After the failed Putsch in Munich, however, it became increasingly clear that National Socialism was going to head in an anti-Catholic and ultimately anti-Christian direction. Catholic influence waned rapidly. So did Catholic participation.

The key point in all this is that Catholics got involved in the first place primarily through the perversion of their Faith known as Modernism. Modernism reinterprets religion in terms of the “signs” or “spirit” of the times and so Modernists continually redefine the meaning of Catholicism to ally it with those dominant cultural movements which appear so certainly to be the wave of the future. As a rule, Modernism has no analytical power whatsoever. It accepts prevailing opinion as an ongoing revelation through the lived experience of each new age, and it seeks to accommodate it. Again, insofar as it remains attached in some way to the Church and the Faith, Modernism reinterprets the Faith according to these leading cultural ideas.

In today’s world, therefore, Modernists seek always to give a religious veneer to sexual liberation, international power, and the persecution of Fundamentalists. But in early twentieth-century Munich, Modernism gave a religious veneer to Aryan eugenics, national power and the persecution of Jews. Its manifestations vary with time and place, but its alliance is always with the spirit of the world.

Note that Modernism’s dirty secret is not that early-20th century German Modernists threw their quasi-Catholic support behind ideas that now seem particularly repulsive, but that Modernists always throw their quasi-Catholic support behind whatever is fashionable, without the least capability of discerning whether it is also good. Modernism is driven by what “everybody knows”; as such it has no need of cogent arguments.

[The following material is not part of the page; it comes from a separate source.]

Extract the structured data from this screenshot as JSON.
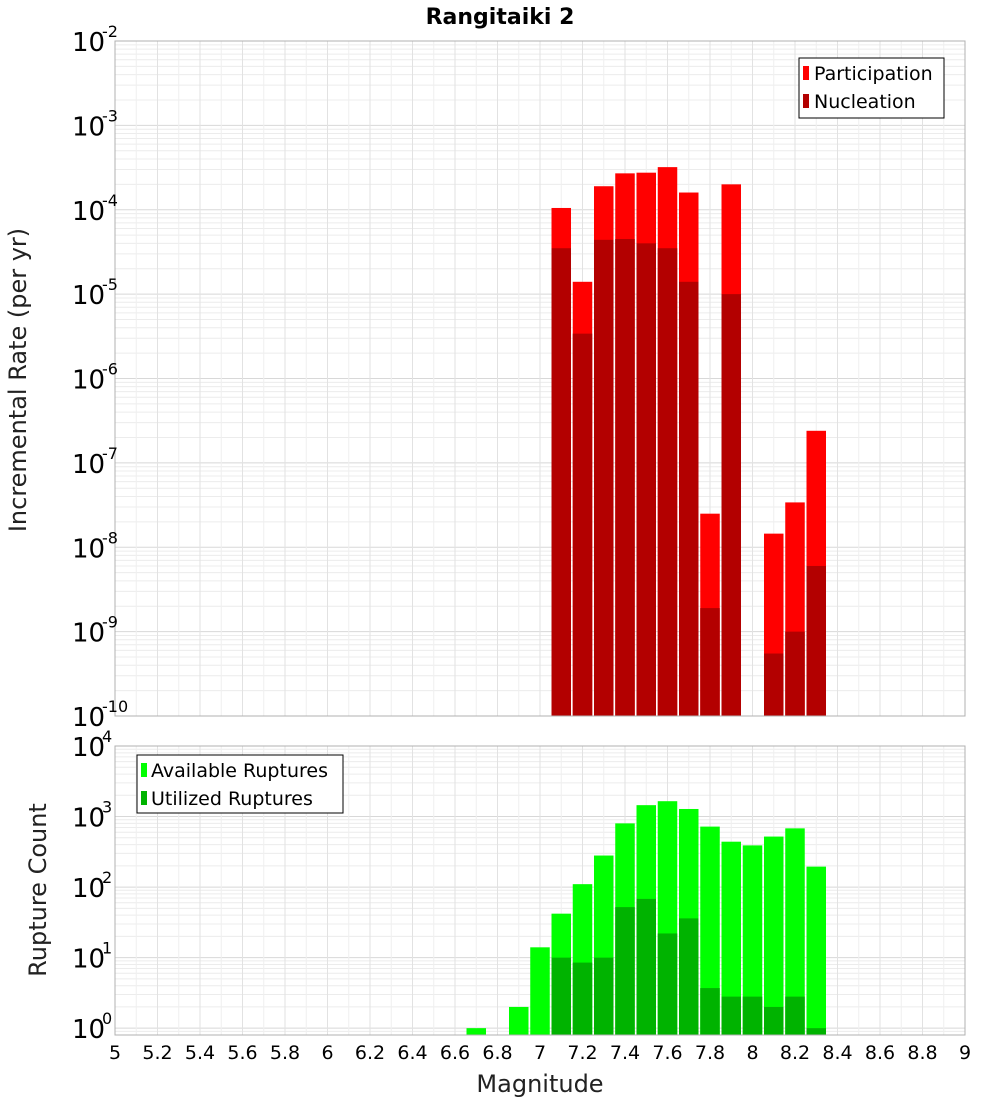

But this also means it can be right only coincidentally, when the leading ideas of the current culture are right. And so Modernism’s dirty little secret is that, apart from coincidence, it is always arrogant, always destructive and always wrong.

[Note: Although Derek Hastings’ study falls well outside the normal range of recommendations for CatholicCulture.org, Catholicism & The Roots of Nazism: Religious Identity & National Socialism is a sound scholarly account of the links between Modernist Catholicism and National Socialism up until 1923. Though the book is provocatively titled, Hastings knows the difference between orthodoxy and Modernism. Specialists will find his work valuable.]